What is an interleaved view?
The current view in Packetry is hierarchical, but not fully chronological.
If you expand a transfer, then all its transactions appear beneath it, before any other transfers -- even if the transfers actually overlap in time. The timestamp column therefore becomes out-of-order.
This hierarchical approach can be useful when trying to look at the content of a specific transfer, but also misleading, when trying to understand how different transfers are related in time.
In an interleaved view, expanding parent items always maintains chronological ordering.
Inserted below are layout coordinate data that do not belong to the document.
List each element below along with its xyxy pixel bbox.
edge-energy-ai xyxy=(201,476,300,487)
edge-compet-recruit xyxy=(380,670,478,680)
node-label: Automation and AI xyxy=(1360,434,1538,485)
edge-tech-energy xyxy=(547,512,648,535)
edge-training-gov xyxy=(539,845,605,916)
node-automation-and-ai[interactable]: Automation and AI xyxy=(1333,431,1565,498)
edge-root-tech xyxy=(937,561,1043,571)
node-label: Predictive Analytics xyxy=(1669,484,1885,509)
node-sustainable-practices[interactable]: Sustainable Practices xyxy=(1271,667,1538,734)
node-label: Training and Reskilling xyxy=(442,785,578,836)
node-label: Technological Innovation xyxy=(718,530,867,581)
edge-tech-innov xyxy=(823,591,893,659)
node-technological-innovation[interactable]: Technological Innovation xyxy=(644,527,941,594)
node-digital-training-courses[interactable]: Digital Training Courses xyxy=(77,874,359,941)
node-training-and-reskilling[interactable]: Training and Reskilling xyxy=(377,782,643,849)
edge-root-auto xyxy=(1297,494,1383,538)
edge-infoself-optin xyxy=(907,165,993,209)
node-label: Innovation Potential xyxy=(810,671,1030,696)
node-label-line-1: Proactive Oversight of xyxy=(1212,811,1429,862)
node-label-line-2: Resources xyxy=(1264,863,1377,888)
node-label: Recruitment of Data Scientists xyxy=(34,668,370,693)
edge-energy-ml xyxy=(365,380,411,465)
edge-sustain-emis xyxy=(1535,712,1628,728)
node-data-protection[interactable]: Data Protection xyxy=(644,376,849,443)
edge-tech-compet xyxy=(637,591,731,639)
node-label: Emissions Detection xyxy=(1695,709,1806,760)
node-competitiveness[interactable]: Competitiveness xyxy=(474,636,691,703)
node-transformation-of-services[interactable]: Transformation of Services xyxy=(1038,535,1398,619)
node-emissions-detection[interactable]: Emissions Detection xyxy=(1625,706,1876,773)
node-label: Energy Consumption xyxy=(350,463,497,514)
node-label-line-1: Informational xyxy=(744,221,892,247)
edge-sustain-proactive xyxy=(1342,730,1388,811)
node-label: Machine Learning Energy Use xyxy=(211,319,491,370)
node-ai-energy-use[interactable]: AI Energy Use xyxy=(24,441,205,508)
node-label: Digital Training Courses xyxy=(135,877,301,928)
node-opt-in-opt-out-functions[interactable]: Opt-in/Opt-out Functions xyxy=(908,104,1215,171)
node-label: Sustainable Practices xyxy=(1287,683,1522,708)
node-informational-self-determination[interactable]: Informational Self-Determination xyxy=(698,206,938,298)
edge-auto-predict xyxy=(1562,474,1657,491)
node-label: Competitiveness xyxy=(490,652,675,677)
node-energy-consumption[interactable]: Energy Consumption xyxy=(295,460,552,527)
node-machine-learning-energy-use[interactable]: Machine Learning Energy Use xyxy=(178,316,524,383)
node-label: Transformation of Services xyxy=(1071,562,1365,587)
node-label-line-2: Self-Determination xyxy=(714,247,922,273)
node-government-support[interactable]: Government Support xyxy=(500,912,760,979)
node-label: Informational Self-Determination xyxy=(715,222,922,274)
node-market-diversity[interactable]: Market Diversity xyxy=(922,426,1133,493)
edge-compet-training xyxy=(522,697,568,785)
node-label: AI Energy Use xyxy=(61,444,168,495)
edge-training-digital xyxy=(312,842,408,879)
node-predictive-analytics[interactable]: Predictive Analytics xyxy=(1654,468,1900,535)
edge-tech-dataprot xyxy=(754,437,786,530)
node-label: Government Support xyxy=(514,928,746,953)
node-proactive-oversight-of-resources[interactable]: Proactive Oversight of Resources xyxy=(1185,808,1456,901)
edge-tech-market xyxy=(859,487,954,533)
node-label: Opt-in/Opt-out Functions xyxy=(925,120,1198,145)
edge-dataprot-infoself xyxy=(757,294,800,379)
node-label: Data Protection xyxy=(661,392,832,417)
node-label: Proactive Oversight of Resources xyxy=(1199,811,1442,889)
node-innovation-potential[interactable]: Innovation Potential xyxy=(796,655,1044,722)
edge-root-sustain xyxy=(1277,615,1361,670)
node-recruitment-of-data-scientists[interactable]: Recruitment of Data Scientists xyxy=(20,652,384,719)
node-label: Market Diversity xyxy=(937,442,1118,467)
This means that the transactions of a transfer must appear mixed in amongst other items below. It's also possible to expand multiple transfers, and see how their transactions are interleaved in time. Here's a simple example:
Why is it hard?
In principle, it's not hard. Conceptually, it just requires sorting all rows in the tree model by timestamp and tree depth.
However, it's hard to do efficiently.
Packetry is designed from the ground up to support captures of unlimited size. It achieves this by not loading everything in advance. The tree list view you see is never fully populated. When you scroll through the view, the items visible at each position are loaded and decoded on demand. And everything is indexed and organised such that this lookup is very fast.
This is much harder for an interleaved view. Let's say you have two overlapping transfers, each with a couple million transactions, and you expand them both. And then you scroll to row 1,528,913 somewhere in the middle of the overlap. Quick, what should be there? Well, that depends on the ordering of all the transactions between the two expanded transfers.
The naive way to find the answer would be to load those several million transactions, sort them, and then take the one at that index. But that's going to slow the UI to a crawl. We need a solution that gets us there near-immediately.
And that's what this PR does, in essence. It uses an algorithm to find what should be at any given row of an interleaved view, in O(m log(n)) time, where m is the number of expanded transfers and n is the number of transactions involved.
But to reduce the problem to the point where we can apply that algorithm, we also need to do a lot of work maintaining the region map of our custom
TreeListModel
implementation, such that we always know what form of lookup we need to make for any given row.What's new in this version?
Rather than trying to make the interleaving the standard view, I'm making it one of multiple selectable view modes, building on the work in #145.
What's the status of this?
It's usable in a lot of cases. Give it a try!
It still has some bugs though, which can result in the UI hanging. I need to bring across some further tests and debug work from earlier versions of the branch, which may help track down the remaining issues.
In particular, the interaction between live update and interleaving is complex, and the implementation where the two overlap is known to have some long-standing, hard-to-find bugs. So I'm planning to initially make interleaving available only when capture/loading is stopped, in the hope of getting it merged sooner.
Additionally, the connecting lines between items are still using the same implementation as for the hierarchical view, so they don't always show all the relationships between items correctly.